Seit der lettische Regisseur Alvis Hermanis die beiden Geschichten des polnischen Nobelpreisträgers Isaac Bashevis Singer Späte Liebe und Die Séance zu einer Tragikomödie verschmolz, die dann 2009 an den Münchner Kammerspielen uraufgeführt wurde, lief das gefeierte Stück erfolgreich an mehreren Häusern und Festivals. Jetzt ist es nach Hamburg ans Thalia Theater gekommen und glänzt seit November als kleines Juwel der Spielzeit.
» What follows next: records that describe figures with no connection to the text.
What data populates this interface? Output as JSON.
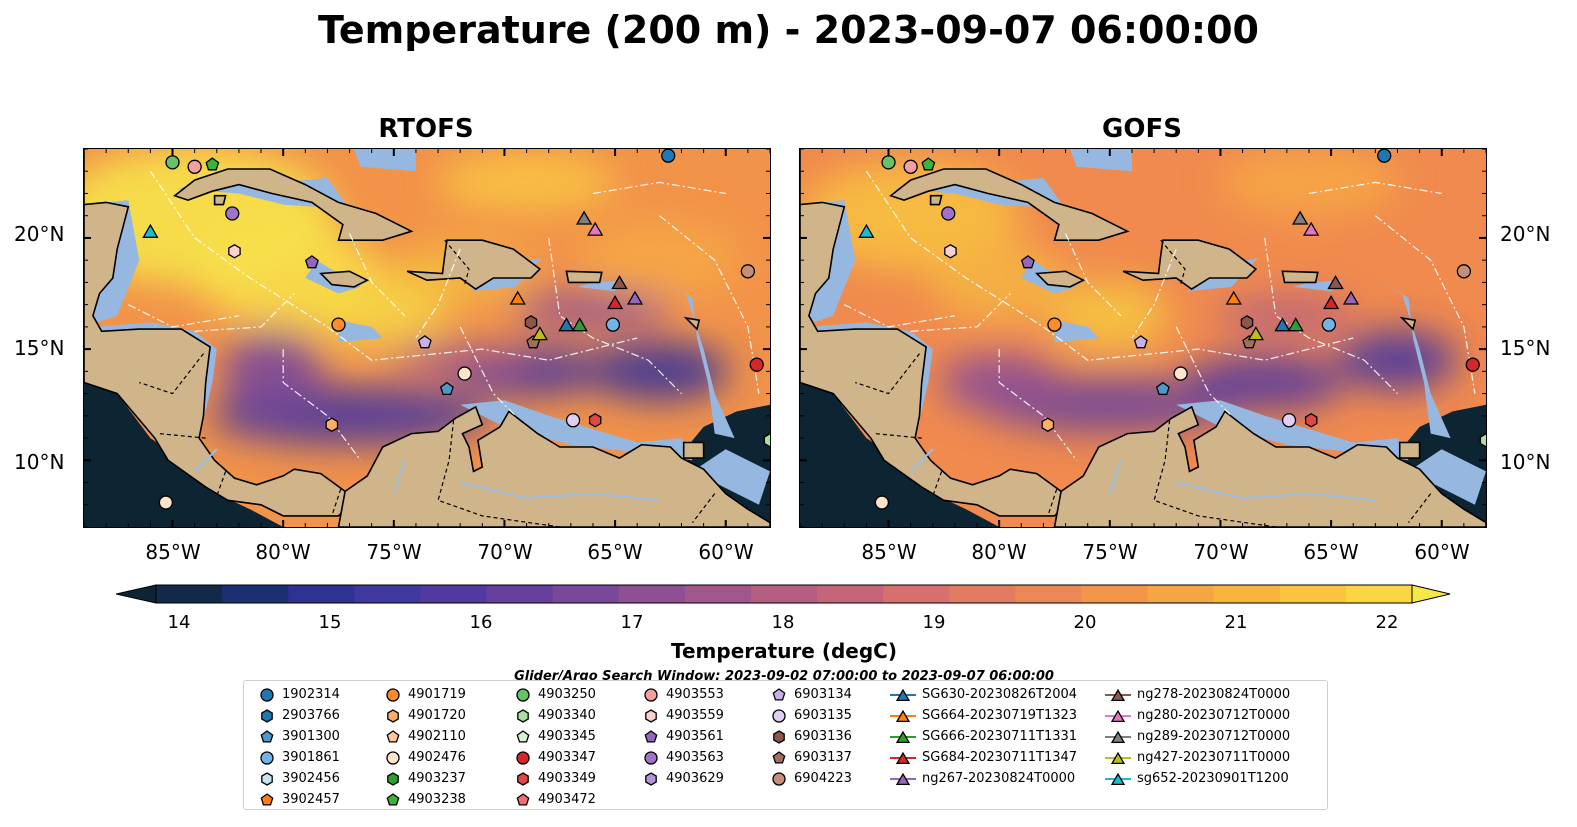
{
  "title": "Temperature (200 m) - 2023-09-07 06:00:00",
  "panels": [
    {
      "title": "RTOFS"
    },
    {
      "title": "GOFS"
    }
  ],
  "axes": {
    "y_ticks": [
      "20°N",
      "15°N",
      "10°N"
    ],
    "x_ticks": [
      "85°W",
      "80°W",
      "75°W",
      "70°W",
      "65°W",
      "60°W"
    ],
    "lon_range": [
      -89,
      -58
    ],
    "lat_range": [
      7,
      24
    ]
  },
  "colorbar": {
    "label": "Temperature (degC)",
    "ticks": [
      "14",
      "15",
      "16",
      "17",
      "18",
      "19",
      "20",
      "21",
      "22"
    ],
    "min": 14,
    "max": 22,
    "extend": "both",
    "colors": [
      "#0d2432",
      "#122a48",
      "#1b2f72",
      "#2c3393",
      "#3e389f",
      "#52399f",
      "#66409c",
      "#7a4899",
      "#8e4f93",
      "#a1568c",
      "#b35e82",
      "#c6657a",
      "#d76f6e",
      "#e37a62",
      "#ec8756",
      "#f4964a",
      "#f6a544",
      "#f8b43f",
      "#fac440",
      "#fcd542",
      "#f7e84a"
    ]
  },
  "search_window": "Glider/Argo Search Window: 2023-09-02 07:00:00 to 2023-09-07 06:00:00",
  "legend": {
    "columns": [
      [
        {
          "label": "1902314",
          "marker": "circle",
          "color": "#1f77b4"
        },
        {
          "label": "2903766",
          "marker": "hexagon",
          "color": "#1f77b4"
        },
        {
          "label": "3901300",
          "marker": "pentagon",
          "color": "#4e97c9"
        },
        {
          "label": "3901861",
          "marker": "circle",
          "color": "#74b3e6"
        },
        {
          "label": "3902456",
          "marker": "hexagon",
          "color": "#c6e2f5"
        },
        {
          "label": "3902457",
          "marker": "pentagon",
          "color": "#ff7f0e"
        }
      ],
      [
        {
          "label": "4901719",
          "marker": "circle",
          "color": "#ff8c2a"
        },
        {
          "label": "4901720",
          "marker": "hexagon",
          "color": "#ffae66"
        },
        {
          "label": "4902110",
          "marker": "pentagon",
          "color": "#ffc89a"
        },
        {
          "label": "4902476",
          "marker": "circle",
          "color": "#ffe4cc"
        },
        {
          "label": "4903237",
          "marker": "hexagon",
          "color": "#2ca02c"
        },
        {
          "label": "4903238",
          "marker": "pentagon",
          "color": "#3cb43c"
        }
      ],
      [
        {
          "label": "4903250",
          "marker": "circle",
          "color": "#66c266"
        },
        {
          "label": "4903340",
          "marker": "hexagon",
          "color": "#a8e0a0"
        },
        {
          "label": "4903345",
          "marker": "pentagon",
          "color": "#d8f2d2"
        },
        {
          "label": "4903347",
          "marker": "circle",
          "color": "#d62728"
        },
        {
          "label": "4903349",
          "marker": "hexagon",
          "color": "#e04848"
        },
        {
          "label": "4903472",
          "marker": "pentagon",
          "color": "#ee7070"
        }
      ],
      [
        {
          "label": "4903553",
          "marker": "circle",
          "color": "#f4a0a0"
        },
        {
          "label": "4903559",
          "marker": "hexagon",
          "color": "#fbd0cf"
        },
        {
          "label": "4903561",
          "marker": "pentagon",
          "color": "#9467bd"
        },
        {
          "label": "4903563",
          "marker": "circle",
          "color": "#9f74c8"
        },
        {
          "label": "4903629",
          "marker": "hexagon",
          "color": "#b393d6"
        }
      ],
      [
        {
          "label": "6903134",
          "marker": "pentagon",
          "color": "#c9b0e6"
        },
        {
          "label": "6903135",
          "marker": "circle",
          "color": "#e1cff3"
        },
        {
          "label": "6903136",
          "marker": "hexagon",
          "color": "#8c564b"
        },
        {
          "label": "6903137",
          "marker": "pentagon",
          "color": "#a0705e"
        },
        {
          "label": "6904223",
          "marker": "circle",
          "color": "#c58e78"
        }
      ],
      [
        {
          "label": "SG630-20230826T2004",
          "marker": "triangle",
          "color": "#1f77b4"
        },
        {
          "label": "SG664-20230719T1323",
          "marker": "triangle",
          "color": "#ff7f0e"
        },
        {
          "label": "SG666-20230711T1331",
          "marker": "triangle",
          "color": "#2ca02c"
        },
        {
          "label": "SG684-20230711T1347",
          "marker": "triangle",
          "color": "#d62728"
        },
        {
          "label": "ng267-20230824T0000",
          "marker": "triangle",
          "color": "#9467bd"
        }
      ],
      [
        {
          "label": "ng278-20230824T0000",
          "marker": "triangle",
          "color": "#8c564b"
        },
        {
          "label": "ng280-20230712T0000",
          "marker": "triangle",
          "color": "#e377c2"
        },
        {
          "label": "ng289-20230712T0000",
          "marker": "triangle",
          "color": "#7f7f7f"
        },
        {
          "label": "ng427-20230711T0000",
          "marker": "triangle",
          "color": "#bcbd22"
        },
        {
          "label": "sg652-20230901T1200",
          "marker": "triangle",
          "color": "#17becf"
        }
      ]
    ]
  },
  "platforms": [
    {
      "id": "1902314",
      "lon": -62.6,
      "lat": 23.7
    },
    {
      "id": "3901861",
      "lon": -65.1,
      "lat": 16.1
    },
    {
      "id": "4901719",
      "lon": -77.5,
      "lat": 16.1
    },
    {
      "id": "4901720",
      "lon": -77.8,
      "lat": 11.6
    },
    {
      "id": "4902476",
      "lon": -85.3,
      "lat": 8.1
    },
    {
      "id": "4902476",
      "lon": -71.8,
      "lat": 13.9
    },
    {
      "id": "4903250",
      "lon": -85.0,
      "lat": 23.4
    },
    {
      "id": "4903238",
      "lon": -83.2,
      "lat": 23.3
    },
    {
      "id": "4903340",
      "lon": -58.0,
      "lat": 10.9
    },
    {
      "id": "4903347",
      "lon": -58.6,
      "lat": 14.3
    },
    {
      "id": "4903349",
      "lon": -65.9,
      "lat": 11.8
    },
    {
      "id": "4903553",
      "lon": -84.0,
      "lat": 23.2
    },
    {
      "id": "4903559",
      "lon": -82.2,
      "lat": 19.4
    },
    {
      "id": "4903561",
      "lon": -78.7,
      "lat": 18.9
    },
    {
      "id": "4903563",
      "lon": -82.3,
      "lat": 21.1
    },
    {
      "id": "3901300",
      "lon": -72.6,
      "lat": 13.2
    },
    {
      "id": "6903134",
      "lon": -73.6,
      "lat": 15.3
    },
    {
      "id": "6903135",
      "lon": -66.9,
      "lat": 11.8
    },
    {
      "id": "6903136",
      "lon": -68.8,
      "lat": 16.2
    },
    {
      "id": "6903137",
      "lon": -68.7,
      "lat": 15.3
    },
    {
      "id": "6904223",
      "lon": -59.0,
      "lat": 18.5
    },
    {
      "id": "SG630-20230826T2004",
      "lon": -67.2,
      "lat": 16.1
    },
    {
      "id": "SG664-20230719T1323",
      "lon": -69.4,
      "lat": 17.3
    },
    {
      "id": "SG666-20230711T1331",
      "lon": -66.6,
      "lat": 16.1
    },
    {
      "id": "SG684-20230711T1347",
      "lon": -65.0,
      "lat": 17.1
    },
    {
      "id": "ng267-20230824T0000",
      "lon": -64.1,
      "lat": 17.3
    },
    {
      "id": "ng278-20230824T0000",
      "lon": -64.8,
      "lat": 18.0
    },
    {
      "id": "ng280-20230712T0000",
      "lon": -65.9,
      "lat": 20.4
    },
    {
      "id": "ng289-20230712T0000",
      "lon": -66.4,
      "lat": 20.9
    },
    {
      "id": "ng427-20230711T0000",
      "lon": -68.4,
      "lat": 15.7
    },
    {
      "id": "sg652-20230901T1200",
      "lon": -86.0,
      "lat": 20.3
    }
  ]
}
Neben einer grandiosen schauspielerischen Leistung des Duos Barbara Nüsse und André Jung punktet die Inszenierung auch durch einen äußerst unverkrampften Umgang mit Klamauk, der sich sehr gut mit den eigentlich tragischen Grundtönen der beiden Geschichten verträgt. Also, unbedingt Karte sichern und ansehen!

 

José González

Über sieben Jahre ist es her, dass José González sein letztes Album, In Our Nature, veröffentlichte. Aber er war in der Zwischenzeit keineswegs untätig. Neben langen Tourneen hat er unter anderem zwei Alben mit seiner Band Junip aufgenommen. Und im vergangenen Februar legte er dann sein neuestes Solowerk Vestiges & Claws vor. Weniger puristisch, weniger reduziert als seine Vorgänger, trägt es doch dieselbe Melancholie und warme Traurigkeit, die wir von González solo und auch als Frontmann von Junip kennen – ungeachtet der Tatsache, dass er auf seinem aktuellen Longplayer musikalisch eher in Richtung Shuggie Otis und Simon & Garfunkel zielt. In der Großen Freiheit 36 können sich jetzt alle Fans, die verfluchte sieben Jahre warten mussten, an seinem neuen alten Sound satthören.